Company's gaming division to limit spending, shift budget away from unlicensed titles

With no end in sight to China's game approval freeze, Tencent continues to struggle against growing profit drops. To weather the storm, now it seems the Chinese gaming giant will undergo budget cuts to games that haven't made it through the licensing process.

Bloomberg reports that Tencent informed marketing executives of the budget decrease a few days ago via a letter asking them to keep a close eye on cash flow and keep spending in check so they can "endure the hard times together." In practice, this means for example that unlicensed games will need to return any unspent marketing money to Tencent as a whole to be used elsewhere.

Those unlicensed games represent the vast majority of Tencent's budget troubles. Due a freeze on game licenses being issued in China by the government apparently due to concerns about child myopia, hardly any games have been approved for release in the country since April. Until recently, there was hope of some approvals for companies like Tencent through a special "green channel," but that too has been closed.

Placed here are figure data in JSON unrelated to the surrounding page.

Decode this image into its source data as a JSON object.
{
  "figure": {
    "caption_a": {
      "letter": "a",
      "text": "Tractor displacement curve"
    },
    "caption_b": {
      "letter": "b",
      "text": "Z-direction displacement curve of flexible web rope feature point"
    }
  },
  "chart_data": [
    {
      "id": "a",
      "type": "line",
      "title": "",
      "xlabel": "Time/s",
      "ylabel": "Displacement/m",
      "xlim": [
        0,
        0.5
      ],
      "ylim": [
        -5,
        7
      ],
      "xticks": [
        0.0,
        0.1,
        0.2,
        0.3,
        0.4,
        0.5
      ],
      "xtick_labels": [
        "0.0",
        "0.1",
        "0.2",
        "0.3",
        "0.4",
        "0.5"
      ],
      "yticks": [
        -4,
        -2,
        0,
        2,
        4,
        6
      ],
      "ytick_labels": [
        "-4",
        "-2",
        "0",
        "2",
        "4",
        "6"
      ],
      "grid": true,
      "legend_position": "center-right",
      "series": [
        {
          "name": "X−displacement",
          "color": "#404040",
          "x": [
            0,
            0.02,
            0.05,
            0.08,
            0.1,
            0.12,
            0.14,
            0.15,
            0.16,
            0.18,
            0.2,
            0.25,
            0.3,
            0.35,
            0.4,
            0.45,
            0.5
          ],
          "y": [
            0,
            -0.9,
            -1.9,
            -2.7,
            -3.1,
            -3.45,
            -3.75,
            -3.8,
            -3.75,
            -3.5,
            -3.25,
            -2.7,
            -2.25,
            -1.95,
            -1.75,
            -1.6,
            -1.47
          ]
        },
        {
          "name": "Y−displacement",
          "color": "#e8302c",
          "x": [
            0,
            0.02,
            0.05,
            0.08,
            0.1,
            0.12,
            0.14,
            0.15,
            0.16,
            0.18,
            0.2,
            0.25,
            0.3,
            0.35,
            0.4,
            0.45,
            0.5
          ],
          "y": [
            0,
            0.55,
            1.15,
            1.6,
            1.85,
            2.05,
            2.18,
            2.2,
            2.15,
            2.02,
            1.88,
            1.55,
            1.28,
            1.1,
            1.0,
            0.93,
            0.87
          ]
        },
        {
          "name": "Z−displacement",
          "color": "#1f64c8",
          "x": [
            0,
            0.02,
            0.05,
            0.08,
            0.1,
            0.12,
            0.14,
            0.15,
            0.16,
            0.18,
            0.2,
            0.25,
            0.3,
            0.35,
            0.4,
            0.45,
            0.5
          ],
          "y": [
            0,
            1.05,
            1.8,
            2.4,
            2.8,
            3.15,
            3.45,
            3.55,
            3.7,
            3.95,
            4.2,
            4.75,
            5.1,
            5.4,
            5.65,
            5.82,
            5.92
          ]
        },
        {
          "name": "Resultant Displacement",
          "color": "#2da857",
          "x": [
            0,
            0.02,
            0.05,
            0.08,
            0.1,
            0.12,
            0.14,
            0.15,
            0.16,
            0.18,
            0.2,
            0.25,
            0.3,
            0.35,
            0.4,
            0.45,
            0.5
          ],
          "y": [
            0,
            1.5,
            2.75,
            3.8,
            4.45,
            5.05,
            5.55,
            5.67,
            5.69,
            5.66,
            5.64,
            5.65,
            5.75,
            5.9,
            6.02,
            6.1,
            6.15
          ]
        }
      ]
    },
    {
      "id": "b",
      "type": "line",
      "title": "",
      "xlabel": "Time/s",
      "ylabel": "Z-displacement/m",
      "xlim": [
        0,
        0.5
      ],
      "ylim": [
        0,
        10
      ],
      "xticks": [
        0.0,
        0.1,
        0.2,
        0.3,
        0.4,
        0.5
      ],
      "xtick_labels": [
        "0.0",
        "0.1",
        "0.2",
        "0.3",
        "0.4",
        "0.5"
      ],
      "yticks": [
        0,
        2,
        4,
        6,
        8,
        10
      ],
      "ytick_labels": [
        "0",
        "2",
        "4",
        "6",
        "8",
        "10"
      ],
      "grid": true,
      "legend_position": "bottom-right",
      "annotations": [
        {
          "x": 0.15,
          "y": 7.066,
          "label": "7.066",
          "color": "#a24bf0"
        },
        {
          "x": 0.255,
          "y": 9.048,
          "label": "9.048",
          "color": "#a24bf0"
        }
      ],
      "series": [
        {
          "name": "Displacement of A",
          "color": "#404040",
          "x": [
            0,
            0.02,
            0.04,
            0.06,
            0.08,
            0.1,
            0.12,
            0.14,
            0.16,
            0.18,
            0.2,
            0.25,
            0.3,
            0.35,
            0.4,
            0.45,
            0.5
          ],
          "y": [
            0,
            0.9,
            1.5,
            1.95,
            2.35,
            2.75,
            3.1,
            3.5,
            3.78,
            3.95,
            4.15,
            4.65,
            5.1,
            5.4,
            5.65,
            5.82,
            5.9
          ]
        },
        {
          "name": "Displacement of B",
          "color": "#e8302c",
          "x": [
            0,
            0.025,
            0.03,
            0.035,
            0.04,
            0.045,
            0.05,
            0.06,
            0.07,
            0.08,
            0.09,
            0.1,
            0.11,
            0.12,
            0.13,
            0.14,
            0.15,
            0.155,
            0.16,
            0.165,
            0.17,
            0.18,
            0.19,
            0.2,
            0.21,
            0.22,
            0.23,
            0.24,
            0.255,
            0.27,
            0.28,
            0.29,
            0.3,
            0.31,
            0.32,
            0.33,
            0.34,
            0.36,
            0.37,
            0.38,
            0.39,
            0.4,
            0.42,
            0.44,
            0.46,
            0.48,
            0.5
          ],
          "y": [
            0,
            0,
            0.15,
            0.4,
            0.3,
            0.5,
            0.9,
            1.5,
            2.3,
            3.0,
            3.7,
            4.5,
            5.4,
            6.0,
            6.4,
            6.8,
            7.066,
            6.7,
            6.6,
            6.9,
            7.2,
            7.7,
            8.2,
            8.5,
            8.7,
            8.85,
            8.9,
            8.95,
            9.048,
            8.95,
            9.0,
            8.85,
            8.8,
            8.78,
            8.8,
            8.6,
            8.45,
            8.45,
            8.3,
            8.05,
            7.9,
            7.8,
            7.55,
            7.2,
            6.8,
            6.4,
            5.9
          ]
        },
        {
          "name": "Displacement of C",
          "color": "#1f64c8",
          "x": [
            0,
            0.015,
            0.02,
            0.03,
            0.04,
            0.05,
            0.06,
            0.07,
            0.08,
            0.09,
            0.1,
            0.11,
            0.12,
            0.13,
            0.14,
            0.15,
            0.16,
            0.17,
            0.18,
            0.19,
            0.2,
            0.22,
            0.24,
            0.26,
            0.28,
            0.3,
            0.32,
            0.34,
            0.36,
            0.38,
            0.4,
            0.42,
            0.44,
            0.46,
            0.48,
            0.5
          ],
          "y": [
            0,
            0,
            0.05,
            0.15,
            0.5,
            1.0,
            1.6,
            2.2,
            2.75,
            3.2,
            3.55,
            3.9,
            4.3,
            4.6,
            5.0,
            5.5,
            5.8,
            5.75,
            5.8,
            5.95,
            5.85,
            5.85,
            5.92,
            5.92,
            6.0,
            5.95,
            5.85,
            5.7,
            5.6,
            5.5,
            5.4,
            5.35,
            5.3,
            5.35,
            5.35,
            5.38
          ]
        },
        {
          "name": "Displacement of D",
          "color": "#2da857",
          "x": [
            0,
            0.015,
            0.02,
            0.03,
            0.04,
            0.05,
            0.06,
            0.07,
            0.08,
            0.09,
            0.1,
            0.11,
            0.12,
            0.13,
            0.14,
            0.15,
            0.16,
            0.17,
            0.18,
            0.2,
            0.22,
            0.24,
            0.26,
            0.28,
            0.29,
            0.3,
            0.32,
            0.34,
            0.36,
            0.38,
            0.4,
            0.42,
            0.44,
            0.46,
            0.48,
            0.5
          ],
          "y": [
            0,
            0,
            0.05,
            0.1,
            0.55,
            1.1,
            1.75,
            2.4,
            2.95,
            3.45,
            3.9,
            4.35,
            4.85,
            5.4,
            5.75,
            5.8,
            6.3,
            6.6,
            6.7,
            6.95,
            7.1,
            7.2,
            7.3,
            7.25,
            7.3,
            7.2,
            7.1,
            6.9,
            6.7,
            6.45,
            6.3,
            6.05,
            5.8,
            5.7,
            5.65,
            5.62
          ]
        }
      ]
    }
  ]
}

As a result of the freeze, the Chinese game market has slowed considerably, a change that's beginning to have an effect on the international industry as well. Tencent in particular has been struggling, seeing a loss of $190 billion in market value as of early October and undergoing a major restructure to focus on other technological trends and revenue sources.

It is unknown when the freeze will be lifted, though some analysts have said it could last as late as March 2019.